The new wolves were spotted by both a CPW biologist and a CPW district wildlife manager alongside parents M2101, or “John,” and F1084 , or “Jane.” The new pups were observed three times near their den site by wildlife officials between June 4 and June 8. While the officials only ever saw three pups at a time, it is possible that there could be more. A typical wolf litter consists of four to six pups.
While wildlife officials are eager to learn more, they are also keeping their distance to protect the pups.
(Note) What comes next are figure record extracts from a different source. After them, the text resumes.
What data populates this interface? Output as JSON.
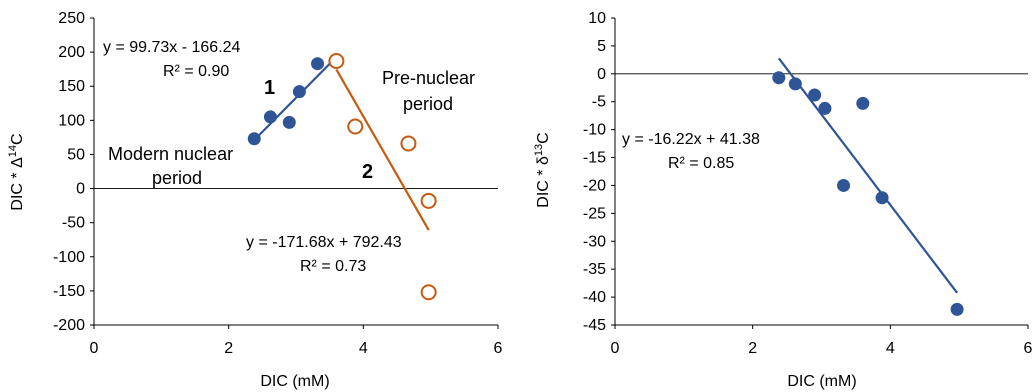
{
  "chart_data": [
    {
      "type": "scatter",
      "title": "",
      "xlabel": "DIC (mM)",
      "ylabel_prefix": "DIC * ",
      "ylabel_symbol": "Δ",
      "ylabel_sup": "14",
      "ylabel_suffix": "C",
      "xlim": [
        0,
        6
      ],
      "ylim": [
        -200,
        250
      ],
      "xticks": [
        "0",
        "2",
        "4",
        "6"
      ],
      "yticks": [
        "250",
        "200",
        "150",
        "100",
        "50",
        "0",
        "-50",
        "-100",
        "-150",
        "-200"
      ],
      "grid": false,
      "zero_line": true,
      "series": [
        {
          "marker": "filled-circle",
          "color": "#2f5597",
          "x": [
            2.38,
            2.62,
            2.9,
            3.05,
            3.32,
            3.6
          ],
          "y": [
            73,
            105,
            97,
            142,
            183,
            187
          ]
        },
        {
          "marker": "open-circle",
          "color": "#c55a11",
          "x": [
            3.6,
            3.88,
            4.67,
            4.97,
            4.97
          ],
          "y": [
            187,
            91,
            66,
            -18,
            -152
          ]
        }
      ],
      "trendlines": [
        {
          "color": "#2f5597",
          "slope": 99.73,
          "intercept": -166.24,
          "x_range": [
            2.38,
            3.6
          ],
          "equation": "y = 99.73x - 166.24",
          "r2": "R² = 0.90"
        },
        {
          "color": "#c55a11",
          "slope": -171.68,
          "intercept": 792.43,
          "x_range": [
            3.6,
            4.97
          ],
          "equation": "y = -171.68x + 792.43",
          "r2": "R² = 0.73"
        }
      ],
      "annotations": {
        "label_1": "1",
        "label_2": "2",
        "modern_line1": "Modern nuclear",
        "modern_line2": "period",
        "pre_line1": "Pre-nuclear",
        "pre_line2": "period"
      }
    },
    {
      "type": "scatter",
      "title": "",
      "xlabel": "DIC (mM)",
      "ylabel_prefix": "DIC * ",
      "ylabel_symbol": "δ",
      "ylabel_sup": "13",
      "ylabel_suffix": "C",
      "xlim": [
        0,
        6
      ],
      "ylim": [
        -45,
        10
      ],
      "xticks": [
        "0",
        "2",
        "4",
        "6"
      ],
      "yticks": [
        "10",
        "5",
        "0",
        "-5",
        "-10",
        "-15",
        "-20",
        "-25",
        "-30",
        "-35",
        "-40",
        "-45"
      ],
      "grid": false,
      "zero_line": true,
      "series": [
        {
          "marker": "filled-circle",
          "color": "#2f5597",
          "x": [
            2.38,
            2.62,
            2.9,
            3.05,
            3.32,
            3.6,
            3.88,
            4.97
          ],
          "y": [
            -0.7,
            -1.8,
            -3.8,
            -6.2,
            -20.0,
            -5.3,
            -22.2,
            -42.2
          ]
        }
      ],
      "trendlines": [
        {
          "color": "#2f5597",
          "slope": -16.22,
          "intercept": 41.38,
          "x_range": [
            2.38,
            4.97
          ],
          "equation": "y = -16.22x + 41.38",
          "r2": "R² = 0.85"
        }
      ]
    }
  ]
}
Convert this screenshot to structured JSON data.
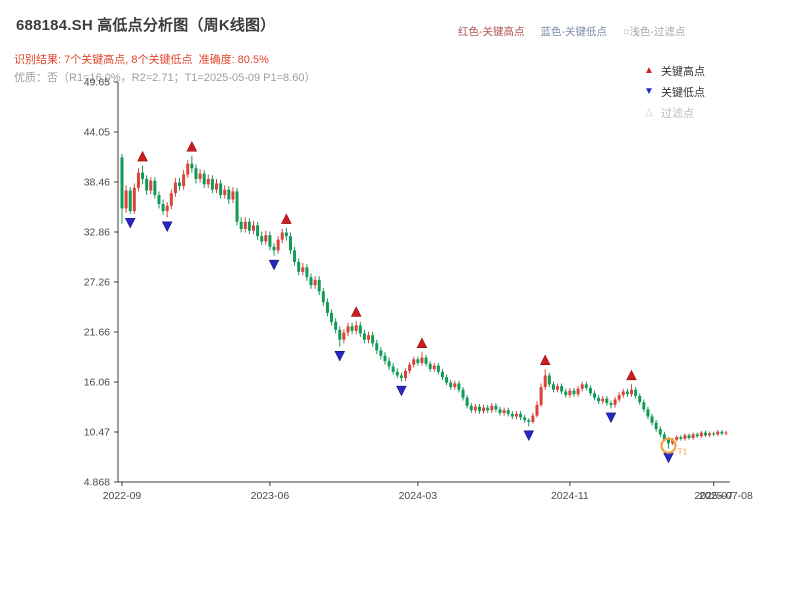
{
  "header": {
    "title": "688184.SH 高低点分析图（周K线图）",
    "top_legend": [
      {
        "label": "红色-关键高点",
        "color": "#b1524f"
      },
      {
        "label": "蓝色-关键低点",
        "color": "#7f8bab"
      },
      {
        "label": "○浅色-过滤点",
        "color": "#a6a6a6"
      }
    ],
    "result_line": "识别结果: 7个关键高点, 8个关键低点  准确度: 80.5%",
    "quality_line": "优质：否（R1=16.0%，R2=2.71；T1=2025-05-09 P1=8.60）"
  },
  "chart_data": {
    "type": "candlestick",
    "title": "688184.SH 高低点分析图（周K线图）",
    "xlabel": "",
    "ylabel": "",
    "stats": {
      "key_highs": 7,
      "key_lows": 8,
      "accuracy": "80.5%"
    },
    "legend": {
      "key_high": "关键高点",
      "key_low": "关键低点",
      "filtered": "过滤点"
    },
    "y_axis": {
      "range": [
        4.868,
        49.65
      ],
      "tick_labels": [
        "49.65",
        "44.05",
        "38.46",
        "32.86",
        "27.26",
        "21.66",
        "16.06",
        "10.47",
        "4.868"
      ]
    },
    "x_ticks": [
      {
        "label": "2022-09",
        "week": 0
      },
      {
        "label": "2023-06",
        "week": 36
      },
      {
        "label": "2024-03",
        "week": 72
      },
      {
        "label": "2024-11",
        "week": 109
      },
      {
        "label": "2025-07",
        "week": 144
      }
    ],
    "end_label": {
      "label": "2025-07-08",
      "week": 147
    },
    "candles": [
      [
        41.2,
        41.6,
        33.8,
        35.5
      ],
      [
        35.5,
        38.1,
        35.0,
        37.5
      ],
      [
        37.5,
        37.9,
        34.9,
        35.2
      ],
      [
        35.2,
        38.3,
        34.9,
        37.8
      ],
      [
        37.8,
        40.0,
        37.4,
        39.5
      ],
      [
        39.5,
        40.3,
        38.2,
        38.8
      ],
      [
        38.8,
        39.2,
        37.0,
        37.5
      ],
      [
        37.5,
        39.0,
        37.1,
        38.6
      ],
      [
        38.6,
        39.0,
        36.6,
        37.0
      ],
      [
        37.0,
        37.4,
        35.5,
        36.0
      ],
      [
        36.0,
        36.5,
        34.8,
        35.2
      ],
      [
        35.2,
        36.2,
        34.5,
        35.8
      ],
      [
        35.8,
        37.6,
        35.4,
        37.2
      ],
      [
        37.2,
        38.9,
        36.8,
        38.4
      ],
      [
        38.4,
        38.9,
        37.5,
        38.0
      ],
      [
        38.0,
        39.8,
        37.6,
        39.3
      ],
      [
        39.3,
        40.9,
        38.9,
        40.5
      ],
      [
        40.5,
        41.4,
        39.5,
        40.0
      ],
      [
        40.0,
        40.4,
        38.3,
        38.8
      ],
      [
        38.8,
        39.9,
        38.4,
        39.4
      ],
      [
        39.4,
        39.8,
        37.8,
        38.2
      ],
      [
        38.2,
        39.3,
        37.8,
        38.8
      ],
      [
        38.8,
        39.2,
        37.2,
        37.6
      ],
      [
        37.6,
        38.8,
        37.2,
        38.3
      ],
      [
        38.3,
        38.7,
        36.6,
        37.0
      ],
      [
        37.0,
        38.1,
        36.6,
        37.6
      ],
      [
        37.6,
        38.0,
        36.0,
        36.5
      ],
      [
        36.5,
        37.9,
        36.1,
        37.4
      ],
      [
        37.4,
        37.8,
        33.6,
        34.0
      ],
      [
        34.0,
        34.5,
        32.8,
        33.2
      ],
      [
        33.2,
        34.5,
        32.8,
        34.0
      ],
      [
        34.0,
        34.4,
        32.6,
        33.0
      ],
      [
        33.0,
        34.1,
        32.6,
        33.6
      ],
      [
        33.6,
        34.0,
        32.0,
        32.4
      ],
      [
        32.4,
        32.9,
        31.4,
        31.8
      ],
      [
        31.8,
        33.0,
        31.4,
        32.5
      ],
      [
        32.5,
        32.9,
        30.8,
        31.2
      ],
      [
        31.2,
        31.6,
        30.2,
        30.8
      ],
      [
        30.8,
        32.4,
        30.4,
        32.0
      ],
      [
        32.0,
        33.2,
        31.6,
        32.8
      ],
      [
        32.8,
        33.3,
        31.9,
        32.4
      ],
      [
        32.4,
        32.8,
        30.4,
        30.8
      ],
      [
        30.8,
        31.2,
        29.1,
        29.5
      ],
      [
        29.5,
        29.9,
        28.0,
        28.4
      ],
      [
        28.4,
        29.4,
        28.0,
        28.9
      ],
      [
        28.9,
        29.3,
        27.4,
        27.8
      ],
      [
        27.8,
        28.2,
        26.5,
        26.9
      ],
      [
        26.9,
        27.9,
        26.5,
        27.5
      ],
      [
        27.5,
        27.9,
        25.8,
        26.2
      ],
      [
        26.2,
        26.6,
        24.6,
        25.0
      ],
      [
        25.0,
        25.4,
        23.4,
        23.8
      ],
      [
        23.8,
        24.2,
        22.4,
        22.8
      ],
      [
        22.8,
        23.2,
        21.5,
        21.9
      ],
      [
        21.9,
        22.3,
        20.0,
        20.8
      ],
      [
        20.8,
        22.0,
        20.4,
        21.6
      ],
      [
        21.6,
        22.7,
        21.2,
        22.3
      ],
      [
        22.3,
        22.7,
        21.4,
        21.8
      ],
      [
        21.8,
        22.9,
        21.4,
        22.4
      ],
      [
        22.4,
        22.8,
        21.1,
        21.5
      ],
      [
        21.5,
        21.9,
        20.4,
        20.8
      ],
      [
        20.8,
        21.7,
        20.4,
        21.3
      ],
      [
        21.3,
        21.7,
        20.0,
        20.4
      ],
      [
        20.4,
        20.8,
        19.2,
        19.6
      ],
      [
        19.6,
        20.0,
        18.6,
        19.0
      ],
      [
        19.0,
        19.4,
        18.0,
        18.4
      ],
      [
        18.4,
        18.8,
        17.4,
        17.8
      ],
      [
        17.8,
        18.2,
        16.9,
        17.2
      ],
      [
        17.2,
        17.6,
        16.5,
        16.8
      ],
      [
        16.8,
        17.1,
        16.1,
        16.5
      ],
      [
        16.5,
        17.6,
        16.2,
        17.3
      ],
      [
        17.3,
        18.3,
        17.0,
        18.0
      ],
      [
        18.0,
        18.9,
        17.7,
        18.6
      ],
      [
        18.6,
        18.9,
        17.9,
        18.2
      ],
      [
        18.2,
        19.4,
        17.9,
        18.8
      ],
      [
        18.8,
        19.1,
        17.8,
        18.1
      ],
      [
        18.1,
        18.4,
        17.2,
        17.5
      ],
      [
        17.5,
        18.2,
        17.2,
        17.9
      ],
      [
        17.9,
        18.2,
        16.9,
        17.2
      ],
      [
        17.2,
        17.5,
        16.3,
        16.6
      ],
      [
        16.6,
        16.9,
        15.7,
        16.0
      ],
      [
        16.0,
        16.3,
        15.2,
        15.5
      ],
      [
        15.5,
        16.2,
        15.2,
        15.9
      ],
      [
        15.9,
        16.2,
        14.9,
        15.2
      ],
      [
        15.2,
        15.5,
        14.0,
        14.3
      ],
      [
        14.3,
        14.6,
        13.1,
        13.4
      ],
      [
        13.4,
        13.7,
        12.6,
        12.9
      ],
      [
        12.9,
        13.6,
        12.6,
        13.3
      ],
      [
        13.3,
        13.6,
        12.5,
        12.8
      ],
      [
        12.8,
        13.5,
        12.5,
        13.2
      ],
      [
        13.2,
        13.5,
        12.6,
        12.9
      ],
      [
        12.9,
        13.7,
        12.6,
        13.4
      ],
      [
        13.4,
        13.7,
        12.7,
        13.0
      ],
      [
        13.0,
        13.3,
        12.3,
        12.6
      ],
      [
        12.6,
        13.2,
        12.3,
        12.9
      ],
      [
        12.9,
        13.2,
        12.2,
        12.5
      ],
      [
        12.5,
        12.8,
        11.9,
        12.2
      ],
      [
        12.2,
        12.8,
        11.9,
        12.5
      ],
      [
        12.5,
        12.8,
        11.8,
        12.1
      ],
      [
        12.1,
        12.4,
        11.5,
        11.8
      ],
      [
        11.8,
        12.0,
        11.1,
        11.6
      ],
      [
        11.6,
        12.6,
        11.4,
        12.3
      ],
      [
        12.3,
        13.9,
        12.1,
        13.5
      ],
      [
        13.5,
        15.9,
        13.3,
        15.5
      ],
      [
        15.5,
        17.5,
        15.2,
        16.8
      ],
      [
        16.8,
        17.1,
        15.5,
        15.8
      ],
      [
        15.8,
        16.1,
        14.9,
        15.2
      ],
      [
        15.2,
        15.9,
        14.9,
        15.6
      ],
      [
        15.6,
        15.9,
        14.7,
        15.0
      ],
      [
        15.0,
        15.3,
        14.3,
        14.6
      ],
      [
        14.6,
        15.4,
        14.3,
        15.1
      ],
      [
        15.1,
        15.4,
        14.4,
        14.7
      ],
      [
        14.7,
        15.6,
        14.4,
        15.3
      ],
      [
        15.3,
        16.1,
        15.0,
        15.8
      ],
      [
        15.8,
        16.1,
        15.1,
        15.4
      ],
      [
        15.4,
        15.7,
        14.5,
        14.8
      ],
      [
        14.8,
        15.1,
        14.0,
        14.3
      ],
      [
        14.3,
        14.6,
        13.6,
        13.9
      ],
      [
        13.9,
        14.5,
        13.6,
        14.2
      ],
      [
        14.2,
        14.5,
        13.4,
        13.7
      ],
      [
        13.7,
        14.0,
        13.1,
        13.5
      ],
      [
        13.5,
        14.4,
        13.2,
        14.1
      ],
      [
        14.1,
        14.9,
        13.8,
        14.6
      ],
      [
        14.6,
        15.3,
        14.3,
        15.0
      ],
      [
        15.0,
        15.3,
        14.4,
        14.7
      ],
      [
        14.7,
        15.8,
        14.4,
        15.2
      ],
      [
        15.2,
        15.5,
        14.2,
        14.5
      ],
      [
        14.5,
        14.8,
        13.5,
        13.8
      ],
      [
        13.8,
        14.1,
        12.7,
        13.0
      ],
      [
        13.0,
        13.3,
        11.9,
        12.2
      ],
      [
        12.2,
        12.5,
        11.2,
        11.5
      ],
      [
        11.5,
        11.8,
        10.5,
        10.8
      ],
      [
        10.8,
        11.1,
        9.9,
        10.2
      ],
      [
        10.2,
        10.5,
        9.4,
        9.6
      ],
      [
        9.6,
        9.9,
        8.6,
        9.2
      ],
      [
        9.2,
        9.8,
        9.0,
        9.6
      ],
      [
        9.6,
        10.1,
        9.4,
        9.9
      ],
      [
        9.9,
        10.1,
        9.5,
        9.7
      ],
      [
        9.7,
        10.3,
        9.5,
        10.1
      ],
      [
        10.1,
        10.3,
        9.6,
        9.8
      ],
      [
        9.8,
        10.4,
        9.6,
        10.2
      ],
      [
        10.2,
        10.4,
        9.8,
        10.0
      ],
      [
        10.0,
        10.6,
        9.8,
        10.4
      ],
      [
        10.4,
        10.6,
        9.9,
        10.1
      ],
      [
        10.1,
        10.5,
        9.9,
        10.3
      ],
      [
        10.3,
        10.5,
        10.0,
        10.2
      ],
      [
        10.2,
        10.7,
        10.0,
        10.5
      ],
      [
        10.5,
        10.7,
        10.1,
        10.3
      ],
      [
        10.3,
        10.6,
        10.1,
        10.4
      ]
    ],
    "key_highs": [
      [
        5,
        40.3
      ],
      [
        17,
        41.4
      ],
      [
        40,
        33.3
      ],
      [
        57,
        22.9
      ],
      [
        73,
        19.4
      ],
      [
        103,
        17.5
      ],
      [
        124,
        15.8
      ]
    ],
    "key_lows": [
      [
        2,
        34.9
      ],
      [
        11,
        34.5
      ],
      [
        37,
        30.2
      ],
      [
        53,
        20.0
      ],
      [
        68,
        16.1
      ],
      [
        99,
        11.1
      ],
      [
        119,
        13.1
      ],
      [
        133,
        8.6
      ]
    ],
    "highlight_ring": {
      "week": 133,
      "price": 8.6
    },
    "annotation": {
      "text": "T1",
      "week": 133,
      "price": 8.6
    },
    "colors": {
      "up": "#d9433b",
      "down": "#129a5a",
      "key_high": "#cf1d1d",
      "key_low": "#2727c4",
      "filtered_ring": "#f2a33c",
      "axis": "#3c3c3c",
      "tick_label": "#4a4a4a"
    }
  }
}
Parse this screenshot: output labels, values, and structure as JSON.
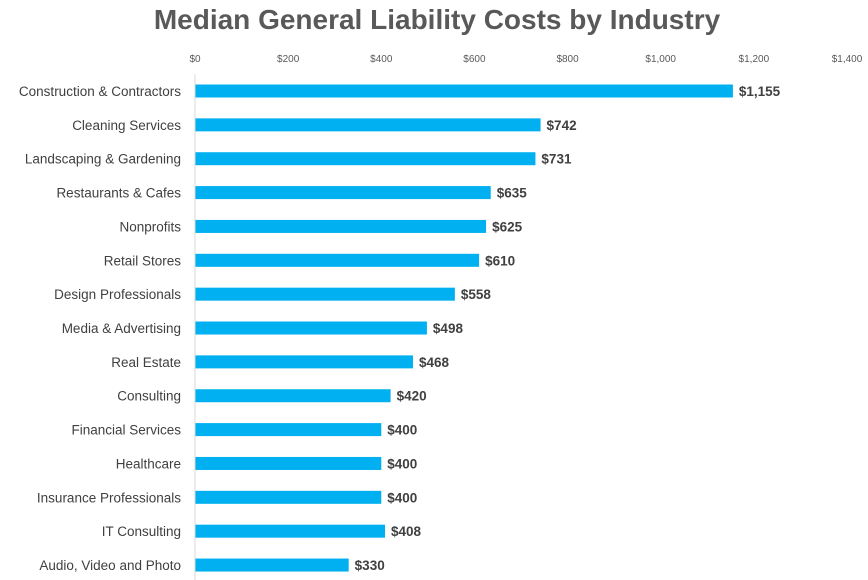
{
  "chart_data": {
    "type": "bar",
    "orientation": "horizontal",
    "title": "Median General Liability Costs by Industry",
    "xlabel": "",
    "ylabel": "",
    "categories": [
      "Construction & Contractors",
      "Cleaning Services",
      "Landscaping & Gardening",
      "Restaurants & Cafes",
      "Nonprofits",
      "Retail Stores",
      "Design Professionals",
      "Media & Advertising",
      "Real Estate",
      "Consulting",
      "Financial Services",
      "Healthcare",
      "Insurance Professionals",
      "IT Consulting",
      "Audio, Video and Photo"
    ],
    "values": [
      1155,
      742,
      731,
      635,
      625,
      610,
      558,
      498,
      468,
      420,
      400,
      400,
      400,
      408,
      330
    ],
    "data_labels": [
      "$1,155",
      "$742",
      "$731",
      "$635",
      "$625",
      "$610",
      "$558",
      "$498",
      "$468",
      "$420",
      "$400",
      "$400",
      "$400",
      "$408",
      "$330"
    ],
    "xlim": [
      0,
      1400
    ],
    "x_ticks": [
      0,
      200,
      400,
      600,
      800,
      1000,
      1200,
      1400
    ],
    "x_tick_labels": [
      "$0",
      "$200",
      "$400",
      "$600",
      "$800",
      "$1,000",
      "$1,200",
      "$1,400"
    ],
    "x_axis_position": "top",
    "grid": false,
    "legend": "none",
    "colors": {
      "bar": "#00B0F0",
      "title": "#595959",
      "text": "#404040",
      "axis": "#D9D9D9"
    }
  }
}
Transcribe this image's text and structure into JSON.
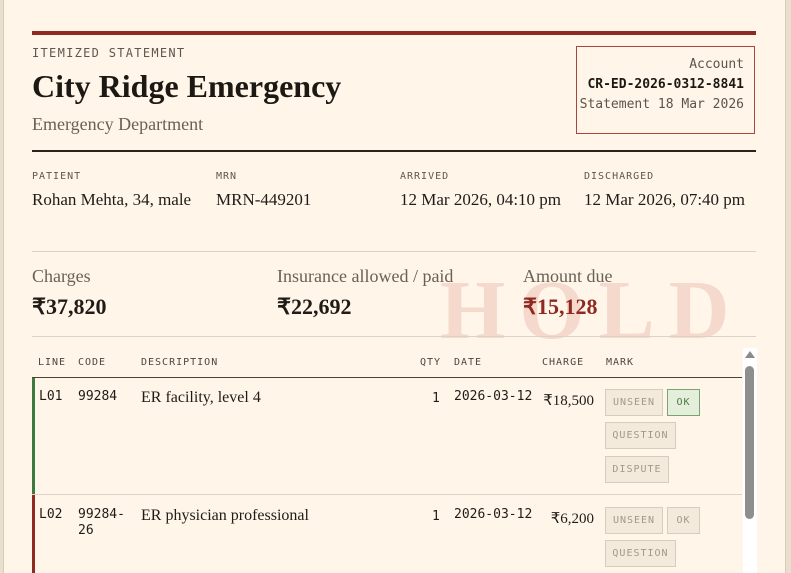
{
  "header": {
    "eyebrow": "ITEMIZED STATEMENT",
    "title": "City Ridge Emergency",
    "department": "Emergency Department"
  },
  "account": {
    "label": "Account",
    "number": "CR-ED-2026-0312-8841",
    "statement": "Statement 18 Mar 2026"
  },
  "patient": {
    "patient_label": "PATIENT",
    "patient_value": "Rohan Mehta, 34, male",
    "mrn_label": "MRN",
    "mrn_value": "MRN-449201",
    "arrived_label": "ARRIVED",
    "arrived_value": "12 Mar 2026, 04:10 pm",
    "discharged_label": "DISCHARGED",
    "discharged_value": "12 Mar 2026, 07:40 pm"
  },
  "summary": {
    "charges_label": "Charges",
    "charges_value": "₹37,820",
    "insurance_label": "Insurance allowed / paid",
    "insurance_value": "₹22,692",
    "due_label": "Amount due",
    "due_value": "₹15,128",
    "watermark": "HOLD"
  },
  "table": {
    "headers": [
      "LINE",
      "CODE",
      "DESCRIPTION",
      "QTY",
      "DATE",
      "CHARGE",
      "MARK"
    ],
    "mark_labels": {
      "unseen": "UNSEEN",
      "ok": "OK",
      "question": "QUESTION",
      "dispute": "DISPUTE"
    },
    "rows": [
      {
        "line": "L01",
        "code": "99284",
        "description": "ER facility, level 4",
        "qty": "1",
        "date": "2026-03-12",
        "charge": "₹18,500",
        "mark": "ok",
        "status_color": "#3d7a3f"
      },
      {
        "line": "L02",
        "code": "99284-26",
        "description": "ER physician professional",
        "qty": "1",
        "date": "2026-03-12",
        "charge": "₹6,200",
        "mark": "none",
        "status_color": "#8e2a22"
      }
    ]
  },
  "colors": {
    "accent": "#8e2a22",
    "ok": "#3d7a3f",
    "background": "#fff6e9"
  }
}
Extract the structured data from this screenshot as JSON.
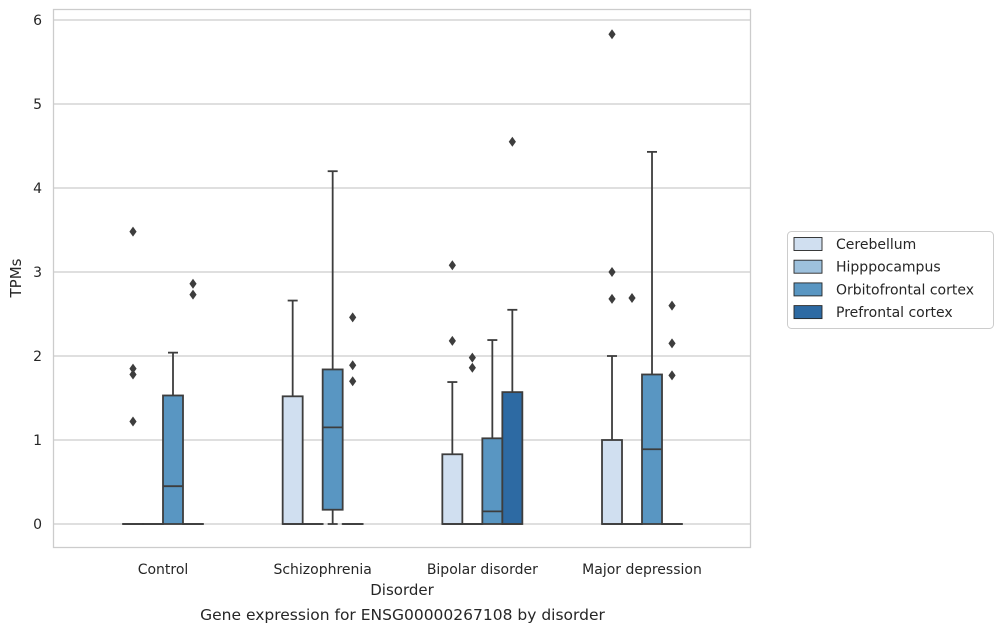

“We are continuing to actively monitor this den site while exercising extreme caution so as not to inadvertently jeopardize the potential survival of these pups,” CPW wildlife biologist Libbie Miller said in the press release. “Our hope is that we will eventually have photos to document this momentous occasion in Colorado’s incredible and diverse wildlife history, but not bothering them remains a paramount concern.”
We are exercising extreme caution as we continue to actively monitor the site so as not to inadvertently jeopardize the potential survival of these pups. pic.twitter.com/vwnDMPKWgL
— Colorado Parks and Wildlife (@COParksWildlife) June 9, 2021
The sightings come at a turning point for gray wolves in the state of Colorado. Beginning in the 1920s, every wolf in the state was trapped and poisoned by the U.S. Bureau of Biological Survey, as the Center for Biological Diversity (CBD) explained. The last wolf to be born in Colorado was killed by the federal government in 1945.
But now, the species is making a comeback. Wolves have been sighted there since 2019, and the presence of a pack was confirmed in northwestern Colorado last year, The AP reported. Officials believe they migrated from the Wyoming part of Yellowstone National Park.
At the same time, Colorado voters approved an initiative last November to reintroduce wolves to the western part of the state by 2023. This is good news for the new babies.
“[T]hese pups will have plenty of potential mates when they grow up to start their own families,” Polis said in the announcement.
It is also positive for the overall health of wolves and other wildlife in Colorado.
“One wolf family is not enough,” the CBD’s Michael Robinson said in a press release. “For genetic sustainability of a population, and to ensure that the many animals and plants that rely indirectly on wolves benefit from their presence, the state needs a community of new wolves. We’ll get that through reintroduction.”
The news comes at a vulnerable time for wolves nationally, as the Trump administration stripped them of federal endangered species protections in one of its last acts. However, they remain protected in Colorado, and killing one incurs a fine of $100,000, jail time and a loss of hunting privileges, state officials said.